The establishment of a system of society based upon the common ownership and democratic control of the means and instruments for producing and distributing wealth by and in the interest of the whole community.

Declaration of Principles

THE SOCIALIST PARTY OF GREAT BRITAIN HOLDS:

1. That society as at present constituted is based upon the ownership of the means of living (ie land, factories, railways, etc.) by the capitalist or master class, and the consequent enslavement of the working class, by whose labour alone wealth is produced.

2. That in society, therefore, there is an antagonism of interests, manifesting itself as a class struggle, between those who possess but do not produce and those who produce but do not possess.

3.That this antagonism can be abolished only by the emancipation of the working class from the domination of the master class, by the conversion into common property of society of the means of production and distribution, and their democratic control by the whole people.

4. That as in the order of social evolution the working class is the last class to achieve its freedom, the emancipation of the working class will involve the emancipation of all mankind without distinction of race or sex.

5. That this emancipation must be the work of the working class itself.

6. That as the machinery of government, including the armed forces of the nation, exists only to conserve the monopoly by the capitalist class of the wealth taken from the workers, the working class must organise consciously and politically for the conquest of the powers of government, national and local, in order that this machinery, including these forces, may be converted from an instrument of oppression into the agent of emancipation and the overthrow of privilege, aristocratic and plutocratic.

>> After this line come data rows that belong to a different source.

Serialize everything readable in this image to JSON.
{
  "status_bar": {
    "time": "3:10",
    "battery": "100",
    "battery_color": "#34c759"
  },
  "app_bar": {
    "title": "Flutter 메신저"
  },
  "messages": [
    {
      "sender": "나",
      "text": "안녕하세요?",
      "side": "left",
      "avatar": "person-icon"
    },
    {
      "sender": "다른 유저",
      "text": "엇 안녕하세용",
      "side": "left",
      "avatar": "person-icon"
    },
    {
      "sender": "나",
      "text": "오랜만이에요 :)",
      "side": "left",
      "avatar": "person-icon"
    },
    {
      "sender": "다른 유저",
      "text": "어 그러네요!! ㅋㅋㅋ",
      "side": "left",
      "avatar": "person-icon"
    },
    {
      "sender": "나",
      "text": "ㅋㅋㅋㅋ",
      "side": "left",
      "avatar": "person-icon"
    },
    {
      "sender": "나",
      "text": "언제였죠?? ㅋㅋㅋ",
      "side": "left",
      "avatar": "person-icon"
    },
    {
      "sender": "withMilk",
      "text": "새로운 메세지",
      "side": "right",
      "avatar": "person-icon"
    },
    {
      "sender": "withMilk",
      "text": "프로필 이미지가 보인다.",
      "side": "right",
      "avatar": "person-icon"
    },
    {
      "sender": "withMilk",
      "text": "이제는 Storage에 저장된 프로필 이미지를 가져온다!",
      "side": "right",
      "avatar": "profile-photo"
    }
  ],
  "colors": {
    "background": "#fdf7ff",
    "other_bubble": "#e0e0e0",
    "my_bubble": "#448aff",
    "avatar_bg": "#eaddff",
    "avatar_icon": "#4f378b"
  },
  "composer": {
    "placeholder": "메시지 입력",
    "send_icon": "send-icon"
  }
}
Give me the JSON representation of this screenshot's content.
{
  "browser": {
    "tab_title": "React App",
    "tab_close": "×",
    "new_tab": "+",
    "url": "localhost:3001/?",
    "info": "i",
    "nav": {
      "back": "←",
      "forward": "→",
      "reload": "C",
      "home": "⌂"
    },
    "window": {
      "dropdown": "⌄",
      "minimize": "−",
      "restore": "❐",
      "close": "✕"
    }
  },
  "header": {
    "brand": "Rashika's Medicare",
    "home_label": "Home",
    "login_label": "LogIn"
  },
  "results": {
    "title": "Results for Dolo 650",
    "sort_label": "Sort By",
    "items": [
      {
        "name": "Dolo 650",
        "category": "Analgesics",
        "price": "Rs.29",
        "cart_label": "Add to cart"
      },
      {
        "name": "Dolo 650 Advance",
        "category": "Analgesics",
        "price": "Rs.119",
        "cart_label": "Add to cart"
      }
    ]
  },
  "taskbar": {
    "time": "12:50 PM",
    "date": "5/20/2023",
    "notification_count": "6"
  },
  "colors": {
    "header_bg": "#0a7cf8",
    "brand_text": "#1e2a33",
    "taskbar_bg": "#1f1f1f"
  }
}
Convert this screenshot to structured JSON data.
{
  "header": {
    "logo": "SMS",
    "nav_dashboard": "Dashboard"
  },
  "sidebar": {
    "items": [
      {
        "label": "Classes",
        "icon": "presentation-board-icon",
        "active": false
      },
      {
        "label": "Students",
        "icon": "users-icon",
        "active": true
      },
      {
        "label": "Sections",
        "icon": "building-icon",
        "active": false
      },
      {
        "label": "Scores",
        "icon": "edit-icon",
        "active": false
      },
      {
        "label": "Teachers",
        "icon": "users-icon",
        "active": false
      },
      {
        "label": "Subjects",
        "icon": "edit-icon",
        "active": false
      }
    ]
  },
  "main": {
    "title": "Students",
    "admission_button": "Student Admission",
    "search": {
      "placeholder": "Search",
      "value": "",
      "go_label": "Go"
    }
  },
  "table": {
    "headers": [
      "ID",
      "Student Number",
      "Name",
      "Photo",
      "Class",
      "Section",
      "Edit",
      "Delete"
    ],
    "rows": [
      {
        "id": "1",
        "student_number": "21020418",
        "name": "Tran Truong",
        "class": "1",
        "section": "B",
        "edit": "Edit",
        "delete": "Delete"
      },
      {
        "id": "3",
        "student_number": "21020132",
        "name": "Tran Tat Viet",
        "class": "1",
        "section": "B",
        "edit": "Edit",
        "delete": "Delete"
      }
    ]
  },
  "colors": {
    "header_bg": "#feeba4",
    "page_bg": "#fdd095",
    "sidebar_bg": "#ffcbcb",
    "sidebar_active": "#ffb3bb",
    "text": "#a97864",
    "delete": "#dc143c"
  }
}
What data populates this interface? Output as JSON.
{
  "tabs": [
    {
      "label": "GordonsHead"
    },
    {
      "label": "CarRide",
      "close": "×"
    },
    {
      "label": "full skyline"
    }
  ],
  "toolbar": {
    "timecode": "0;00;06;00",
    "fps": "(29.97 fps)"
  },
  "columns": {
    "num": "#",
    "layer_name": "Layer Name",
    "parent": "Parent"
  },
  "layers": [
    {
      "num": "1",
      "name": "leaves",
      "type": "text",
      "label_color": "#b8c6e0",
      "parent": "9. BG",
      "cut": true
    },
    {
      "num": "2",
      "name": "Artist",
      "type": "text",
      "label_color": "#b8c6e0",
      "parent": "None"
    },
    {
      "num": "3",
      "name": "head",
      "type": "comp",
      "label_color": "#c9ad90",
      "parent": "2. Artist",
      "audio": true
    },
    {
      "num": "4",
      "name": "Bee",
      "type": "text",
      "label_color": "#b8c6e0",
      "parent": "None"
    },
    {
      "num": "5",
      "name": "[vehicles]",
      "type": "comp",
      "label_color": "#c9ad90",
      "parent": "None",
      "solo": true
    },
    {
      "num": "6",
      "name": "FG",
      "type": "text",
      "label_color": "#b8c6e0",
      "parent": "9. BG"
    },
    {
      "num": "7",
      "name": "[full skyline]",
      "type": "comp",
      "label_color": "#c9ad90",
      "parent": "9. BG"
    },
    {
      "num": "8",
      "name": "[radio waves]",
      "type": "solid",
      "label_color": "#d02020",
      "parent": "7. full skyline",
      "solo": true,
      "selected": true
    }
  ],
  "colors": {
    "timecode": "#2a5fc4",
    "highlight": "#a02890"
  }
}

7. That as all political parties are but the expression of class interests, and as the interest of the working class is diametrically opposed to the interests of all sections of the master class, the party seeking working class emancipation must be hostile to every other party.

8. The Socialist Party of Great Britain, therefore, enters the field of political action determined to wage war against all other political parties, whether alleged labour or avowedly capitalist, and calls upon the members of the working class of this country to muster under its banner to the end that a speedy termination may be wrought to the system which deprives them of the fruits of their labour, and that poverty may give place to comfort, privilege to equality, and slavery to freedom.